Terraform (optional)
Terraform Configuration
terraform {
required_version = ">= 1.0"
required_providers {
aws = {
source = "hashicorp/aws"
version = ">= 4.0"
}
}
}
variable "distribution_arn" {
description = "ARN of the CloudFront distribution to protect"
type = string
validation {
condition = can(regex("^arn:aws:cloudfront::[0-9]{12}:distribution/[A-Z0-9]+$", var.distribution_arn))
error_message = "The distribution_arn must be a valid CloudFront distribution ARN."
}
}
variable "protection_name" {
description = "Friendly name for the Shield Advanced protection"
type = string
}
variable "tags" {
description = "Tags to apply to the Shield protection"
type = map(string)
default = {}
}
resource "aws_shield_protection" "cloudfront" {
name = var.protection_name
resource_arn = var.distribution_arn
tags = var.tags
}
output "protection_id" {
description = "The ID of the Shield Advanced protection"
value = aws_shield_protection.cloudfront.id
}
output "protection_arn" {
description = "The ARN of the Shield Advanced protection"
value = aws_shield_protection.cloudfront.arn
}
Example Usage
Create a terraform.tfvars file:
distribution_arn = "arn:aws:cloudfront::123456789012:distribution/E1EXAMPLE12345"

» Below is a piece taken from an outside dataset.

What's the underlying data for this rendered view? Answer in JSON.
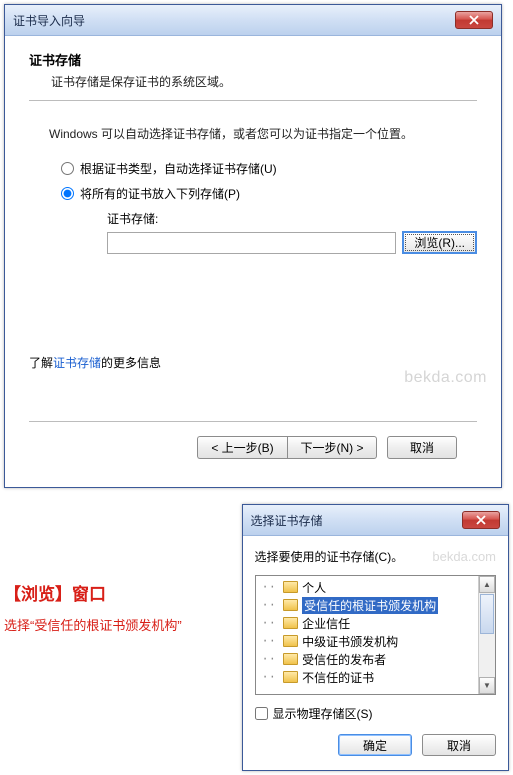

protection_name = "MyCloudFrontProtection"
tags = {
Environment = "Production"
Application = "Website"
}
Apply the configuration:
terraform init
terraform plan
terraform apply
Note: The AWS provider must be configured for the us-east-1 region for Shield resources.
Verification
After adding Shield Advanced protection, verify it is active:
- Go to the AWS WAF & Shield console
- Click Protected resources in the left navigation
- Confirm your CloudFront distribution appears in the list with an active protection status
Verify via AWS CLI
List all Shield Advanced protections:
aws shield list-protections --region us-east-1
Check protection for a specific CloudFront distribution:
aws shield describe-protection \
--region us-east-1 \
--resource-arn "arn:aws:cloudfront::123456789012:distribution/E1EXAMPLE12345"

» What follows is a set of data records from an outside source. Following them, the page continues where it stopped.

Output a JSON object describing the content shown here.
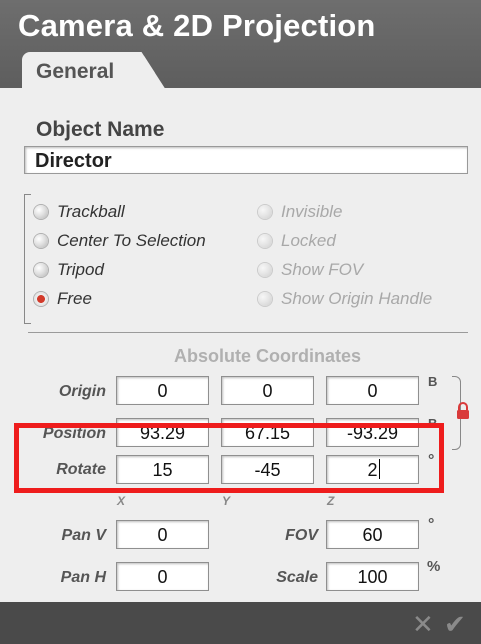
{
  "window": {
    "title": "Camera & 2D Projection"
  },
  "tabs": [
    {
      "label": "General",
      "selected": true
    }
  ],
  "object_name": {
    "label": "Object Name",
    "value": "Director"
  },
  "radio_options": {
    "left": [
      {
        "label": "Trackball",
        "checked": false,
        "enabled": true
      },
      {
        "label": "Center To Selection",
        "checked": false,
        "enabled": true
      },
      {
        "label": "Tripod",
        "checked": false,
        "enabled": true
      },
      {
        "label": "Free",
        "checked": true,
        "enabled": true
      }
    ],
    "right": [
      {
        "label": "Invisible",
        "checked": false,
        "enabled": false
      },
      {
        "label": "Locked",
        "checked": false,
        "enabled": false
      },
      {
        "label": "Show FOV",
        "checked": false,
        "enabled": false
      },
      {
        "label": "Show Origin Handle",
        "checked": false,
        "enabled": false
      }
    ]
  },
  "coordinates": {
    "heading": "Absolute Coordinates",
    "origin": {
      "label": "Origin",
      "x": "0",
      "y": "0",
      "z": "0",
      "unit": "B"
    },
    "position": {
      "label": "Position",
      "x": "93.29",
      "y": "67.15",
      "z": "-93.29",
      "unit": "B"
    },
    "rotate": {
      "label": "Rotate",
      "x": "15",
      "y": "-45",
      "z": "2",
      "unit": "°"
    },
    "axis_labels": {
      "x": "X",
      "y": "Y",
      "z": "Z"
    },
    "pan_v": {
      "label": "Pan V",
      "value": "0"
    },
    "pan_h": {
      "label": "Pan H",
      "value": "0"
    },
    "fov": {
      "label": "FOV",
      "value": "60",
      "unit": "°"
    },
    "scale": {
      "label": "Scale",
      "value": "100",
      "unit": "%"
    }
  },
  "footer": {
    "cancel_icon": "close-icon",
    "ok_icon": "check-icon"
  },
  "colors": {
    "highlight": "#ee1c1c",
    "radio_checked": "#d23a2a",
    "lock": "#d93a3a",
    "titlebar": "#666666"
  }
}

If the distribution is protected, you will see output containing the protection details. If not protected, you will receive a ResourceNotFoundException error.
Re-run the Prowler check:
prowler aws --check shield_advanced_protection_in_cloudfront_distributions
Additional Resources
- AWS Shield Advanced Documentation
- Getting Started with AWS Shield Advanced
- AWS Shield Pricing
- AWS Shield Response Team (SRT) Support
- CloudFormation AWS::Shield::Protection
- Terraform aws_shield_protection Resource
Notes
-
Cost consideration: AWS Shield Advanced has a monthly subscription fee (currently $3,000/month) plus data transfer out charges. Evaluate whether your application requires this level of protection.
-
Subscription required: Before you can add Shield Advanced protection to resources, you must first subscribe to Shield Advanced in your account. Go to the Shield console and click "Subscribe to Shield Advanced" if you haven't already.
-
Regional requirement: All Shield Advanced API calls and CloudFormation deployments must target the
us-east-1region, regardless of where your other resources are located. -
Layered defense: Shield Advanced works best as part of a layered security approach. Consider also using:
- AWS WAF for application-layer protection
- Rate limiting rules to prevent abuse
- CloudWatch alarms for DDoS detection
- A documented DDoS response runbook
-
Protection groups: For multiple CloudFront distributions, consider using Shield Advanced protection groups to manage and monitor them collectively.
-
Automatic application layer DDoS mitigation: For CloudFront distributions associated with AWS WAF web ACLs, you can enable automatic application layer DDoS mitigation, which automatically responds to detected attacks.